Golf. What a lovely sport. You can walk or ride a miniature cart around rolling hills of grass, holes filled with sand and small bodies of water. You get exercise, sunshine and competitive juices flowing. I grew up watching my father play. He let me drive the cart–which was a complete thrill for a kid without a license to drive. I didn’t mind the long hours in the fresh air and the wind blowing against my face as I zoomed from ball to ball and hole to hole. I don’t exactly know all the rules of golf. I definitely don’t know why and when you use each particular kind of club. There is evidently an art to it. I would always hear my dad talk about himself and his handicap. It wasn’t until years later I realized he was referring to his golf score/game. No wonder there was never a blue tag hanging from his rear view mirror. I find all the terminology interesting and have often wondered where it originated. Thanks to the advancement of the internet and a newly formed verb–I googled “Golf Terminology” and kudos to the internet for coming back to me with 187,000 hits. Here is what I have found alphabetically speaking…
An amateur is someone who plays without compensation. Thanks for including that one. I’m not sure I would have figured that one out!
An apron is the grassy area around the putting surface. Really? I thought it was that thing my grandma wore to keep the grease from the Fry Daddy off her new blouse.
A caddy is someone who carries your clubs for you. Not to be confused with “catty” –someone who is mean, nasty, malevolent, malicious or spiteful.
Chili Dip is when you hit the ground before hitting the ball. Not what mom prepares for Super Bowl Sunday.
A Fried Egg is a ball that is half buried in the sand. Not just Grandpa’s favorite breakfast.
Jail is a word that is stated when you are faced with a difficult shot. Not just a place they put you when you are baaad!
Mulligan is a golfers “do-over”. Don’t we wish we had those in the real world!
The 19th Hole is the clubhouse. Where all the “hackers” [a.k.a.-unskilled golfers] go to brag.
Quitting on the ball is not hitting the ball with complete effort. Yeah, and nobody likes a quitter, do they?
Sandbagger is someone who lies about his ability to gain an edge in the game. Sounds like dating to me.
A slump is a prolonged period of bad play. We’ve all been there in life and sports. Everyone say it with me “MULLIGAN”!!!!

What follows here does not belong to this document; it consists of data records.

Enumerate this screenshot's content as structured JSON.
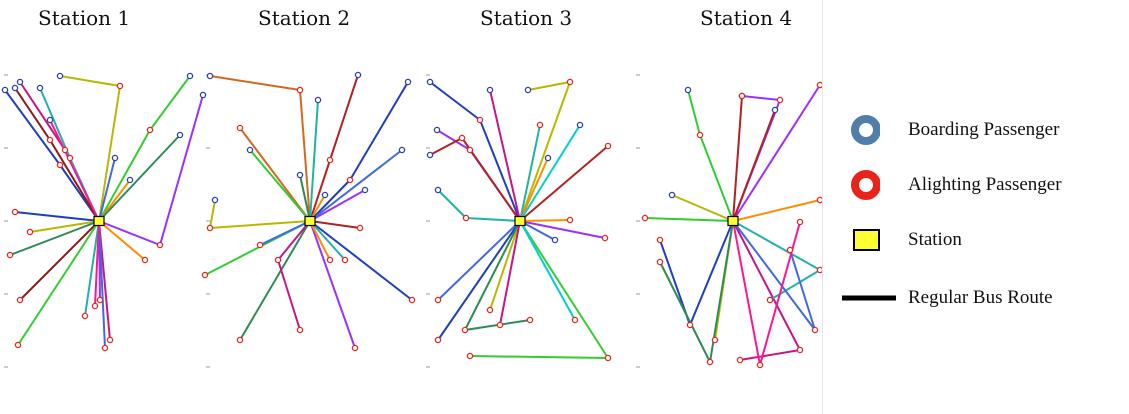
{
  "panels": [
    {
      "title": "Station 1",
      "routes": [
        {
          "color": "#1f3fbf",
          "stops": [
            [
              5,
              90
            ],
            [
              60,
              165
            ],
            [
              99,
              221
            ],
            [
              15,
              212
            ]
          ]
        },
        {
          "color": "#8b1a1a",
          "stops": [
            [
              15,
              88
            ],
            [
              50,
              140
            ],
            [
              99,
              221
            ],
            [
              20,
              300
            ]
          ]
        },
        {
          "color": "#c71585",
          "stops": [
            [
              20,
              82
            ],
            [
              65,
              150
            ],
            [
              99,
              221
            ],
            [
              110,
              340
            ]
          ]
        },
        {
          "color": "#20b2aa",
          "stops": [
            [
              40,
              88
            ],
            [
              70,
              158
            ],
            [
              99,
              221
            ],
            [
              85,
              316
            ]
          ]
        },
        {
          "color": "#b8b800",
          "stops": [
            [
              60,
              76
            ],
            [
              120,
              86
            ],
            [
              99,
              221
            ],
            [
              30,
              232
            ]
          ]
        },
        {
          "color": "#32cd32",
          "stops": [
            [
              190,
              76
            ],
            [
              150,
              130
            ],
            [
              99,
              221
            ],
            [
              18,
              345
            ]
          ]
        },
        {
          "color": "#9b30ff",
          "stops": [
            [
              203,
              95
            ],
            [
              160,
              245
            ],
            [
              99,
              221
            ],
            [
              100,
              300
            ]
          ]
        },
        {
          "color": "#ff8c00",
          "stops": [
            [
              130,
              180
            ],
            [
              99,
              221
            ],
            [
              145,
              260
            ]
          ]
        },
        {
          "color": "#4169e1",
          "stops": [
            [
              115,
              158
            ],
            [
              99,
              221
            ],
            [
              105,
              348
            ]
          ]
        },
        {
          "color": "#2e8b57",
          "stops": [
            [
              180,
              135
            ],
            [
              99,
              221
            ],
            [
              10,
              255
            ]
          ]
        },
        {
          "color": "#ff1493",
          "stops": [
            [
              50,
              120
            ],
            [
              99,
              221
            ],
            [
              95,
              306
            ]
          ]
        }
      ]
    },
    {
      "title": "Station 2",
      "routes": [
        {
          "color": "#d2691e",
          "stops": [
            [
              210,
              76
            ],
            [
              300,
              90
            ],
            [
              310,
              221
            ],
            [
              240,
              128
            ]
          ]
        },
        {
          "color": "#32cd32",
          "stops": [
            [
              250,
              150
            ],
            [
              310,
              221
            ],
            [
              205,
              275
            ]
          ]
        },
        {
          "color": "#b22222",
          "stops": [
            [
              358,
              75
            ],
            [
              330,
              160
            ],
            [
              310,
              221
            ],
            [
              360,
              228
            ]
          ]
        },
        {
          "color": "#1f3fbf",
          "stops": [
            [
              408,
              82
            ],
            [
              350,
              180
            ],
            [
              310,
              221
            ],
            [
              412,
              300
            ]
          ]
        },
        {
          "color": "#20b2aa",
          "stops": [
            [
              318,
              100
            ],
            [
              310,
              221
            ],
            [
              345,
              260
            ]
          ]
        },
        {
          "color": "#b8b800",
          "stops": [
            [
              215,
              200
            ],
            [
              210,
              228
            ],
            [
              310,
              221
            ]
          ]
        },
        {
          "color": "#9b30ff",
          "stops": [
            [
              365,
              190
            ],
            [
              310,
              221
            ],
            [
              355,
              348
            ]
          ]
        },
        {
          "color": "#ff8c00",
          "stops": [
            [
              325,
              195
            ],
            [
              310,
              221
            ],
            [
              330,
              260
            ]
          ]
        },
        {
          "color": "#4169e1",
          "stops": [
            [
              402,
              150
            ],
            [
              310,
              221
            ],
            [
              260,
              245
            ]
          ]
        },
        {
          "color": "#2e8b57",
          "stops": [
            [
              300,
              175
            ],
            [
              310,
              221
            ],
            [
              240,
              340
            ]
          ]
        },
        {
          "color": "#c71585",
          "stops": [
            [
              310,
              221
            ],
            [
              278,
              260
            ],
            [
              300,
              330
            ]
          ]
        }
      ]
    },
    {
      "title": "Station 3",
      "routes": [
        {
          "color": "#1f3fbf",
          "stops": [
            [
              430,
              82
            ],
            [
              480,
              120
            ],
            [
              520,
              221
            ],
            [
              438,
              340
            ]
          ]
        },
        {
          "color": "#9b30ff",
          "stops": [
            [
              437,
              130
            ],
            [
              470,
              150
            ],
            [
              520,
              221
            ],
            [
              605,
              238
            ]
          ]
        },
        {
          "color": "#b22222",
          "stops": [
            [
              430,
              155
            ],
            [
              462,
              138
            ],
            [
              520,
              221
            ],
            [
              608,
              146
            ]
          ]
        },
        {
          "color": "#b8b800",
          "stops": [
            [
              528,
              90
            ],
            [
              570,
              82
            ],
            [
              520,
              221
            ],
            [
              490,
              310
            ]
          ]
        },
        {
          "color": "#20b2aa",
          "stops": [
            [
              438,
              190
            ],
            [
              466,
              218
            ],
            [
              520,
              221
            ],
            [
              540,
              125
            ]
          ]
        },
        {
          "color": "#32cd32",
          "stops": [
            [
              520,
              221
            ],
            [
              608,
              358
            ],
            [
              470,
              356
            ]
          ]
        },
        {
          "color": "#ff8c00",
          "stops": [
            [
              548,
              158
            ],
            [
              520,
              221
            ],
            [
              570,
              220
            ]
          ]
        },
        {
          "color": "#c71585",
          "stops": [
            [
              490,
              90
            ],
            [
              520,
              221
            ],
            [
              500,
              325
            ]
          ]
        },
        {
          "color": "#2e8b57",
          "stops": [
            [
              520,
              221
            ],
            [
              465,
              330
            ],
            [
              530,
              320
            ]
          ]
        },
        {
          "color": "#4169e1",
          "stops": [
            [
              555,
              240
            ],
            [
              520,
              221
            ],
            [
              438,
              300
            ]
          ]
        },
        {
          "color": "#00ced1",
          "stops": [
            [
              580,
              125
            ],
            [
              520,
              221
            ],
            [
              575,
              320
            ]
          ]
        }
      ]
    },
    {
      "title": "Station 4",
      "routes": [
        {
          "color": "#9b30ff",
          "stops": [
            [
              742,
              96
            ],
            [
              780,
              100
            ],
            [
              733,
              221
            ],
            [
              820,
              85
            ]
          ]
        },
        {
          "color": "#b22222",
          "stops": [
            [
              775,
              110
            ],
            [
              733,
              221
            ],
            [
              742,
              96
            ]
          ]
        },
        {
          "color": "#32cd32",
          "stops": [
            [
              688,
              90
            ],
            [
              700,
              135
            ],
            [
              733,
              221
            ],
            [
              645,
              218
            ]
          ]
        },
        {
          "color": "#b8b800",
          "stops": [
            [
              672,
              195
            ],
            [
              733,
              221
            ],
            [
              715,
              340
            ]
          ]
        },
        {
          "color": "#1f3fbf",
          "stops": [
            [
              733,
              221
            ],
            [
              690,
              325
            ],
            [
              660,
              240
            ]
          ]
        },
        {
          "color": "#c71585",
          "stops": [
            [
              733,
              221
            ],
            [
              800,
              350
            ],
            [
              740,
              360
            ]
          ]
        },
        {
          "color": "#20b2aa",
          "stops": [
            [
              733,
              221
            ],
            [
              820,
              270
            ],
            [
              770,
              300
            ]
          ]
        },
        {
          "color": "#ff8c00",
          "stops": [
            [
              733,
              221
            ],
            [
              820,
              200
            ]
          ]
        },
        {
          "color": "#2e8b57",
          "stops": [
            [
              733,
              221
            ],
            [
              710,
              362
            ],
            [
              660,
              262
            ]
          ]
        },
        {
          "color": "#4169e1",
          "stops": [
            [
              733,
              221
            ],
            [
              815,
              330
            ],
            [
              790,
              250
            ]
          ]
        },
        {
          "color": "#ff1493",
          "stops": [
            [
              733,
              221
            ],
            [
              760,
              365
            ],
            [
              800,
              222
            ]
          ]
        }
      ]
    }
  ],
  "legend": [
    {
      "key": "boarding",
      "label": "Boarding Passenger",
      "marker": "ring",
      "color": "#4f7ea8"
    },
    {
      "key": "alighting",
      "label": "Alighting Passenger",
      "marker": "ring",
      "color": "#e8241a"
    },
    {
      "key": "station",
      "label": "Station",
      "marker": "square",
      "color": "#ffff33"
    },
    {
      "key": "route",
      "label": "Regular Bus Route",
      "marker": "line",
      "color": "#000000"
    }
  ]
}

Texas wedge is what you call the putter when it is used off the green. Not particularly funny…I’m just from Texas-so any chance I get to mention the word Texas I will, because I’m a TEXAN!!!
To whiff, is to swing and miss the ball completely. Not like when you turn to someone and say, “Hey, did you get a whiff at that?” or “Take a whiff of this”. We’ve all completely missed something at one time or another, whether we want to admit it or not. Like the time I asked a lady when she was due and she wasn’t pregnant. She swings…and she misses [completely].
A Wormburner is a ball hit with adequate distance that hugs the ground. I don’t know why I love this word, I just do.
And last but certainly not least…A zoomie is a drive that goes further than most drives ever hit by the golfer who smacked it. I’m not sure who made this one up, but I’m thinking they had to be like 2 or 3 years old. Picture it…a man and his toddler son out on the course. Dad hits ball, son says “daddy go zoomie” and all the sudden the man equates that with greatness–of course.
I’m sure some of you are wondering what all this means for you, the average person, who doesn’t play golf. I challenge you to use these golf terms in your everyday life. Shock those around you with your amazing word skills and be the trend starter you know you were meant to be. Need some help? Here goes…
Say this to your wife the next time you catch her doing the dishes: “Honey, your washing those dishes like an amateur. Why don’t you throw on your apron and recruit one of the kids to be your caddy. And when you’re done I’ll fix you some chili dip or possibly a fried egg“
And if you do say this to your wife…before you know it you’ll be crying “mulligan” and begging for your life in jail. And once again your son [or daughter] will shout—”daddy go zoomie” while your wife treats you like the wormburner you are! Get a whiff of that!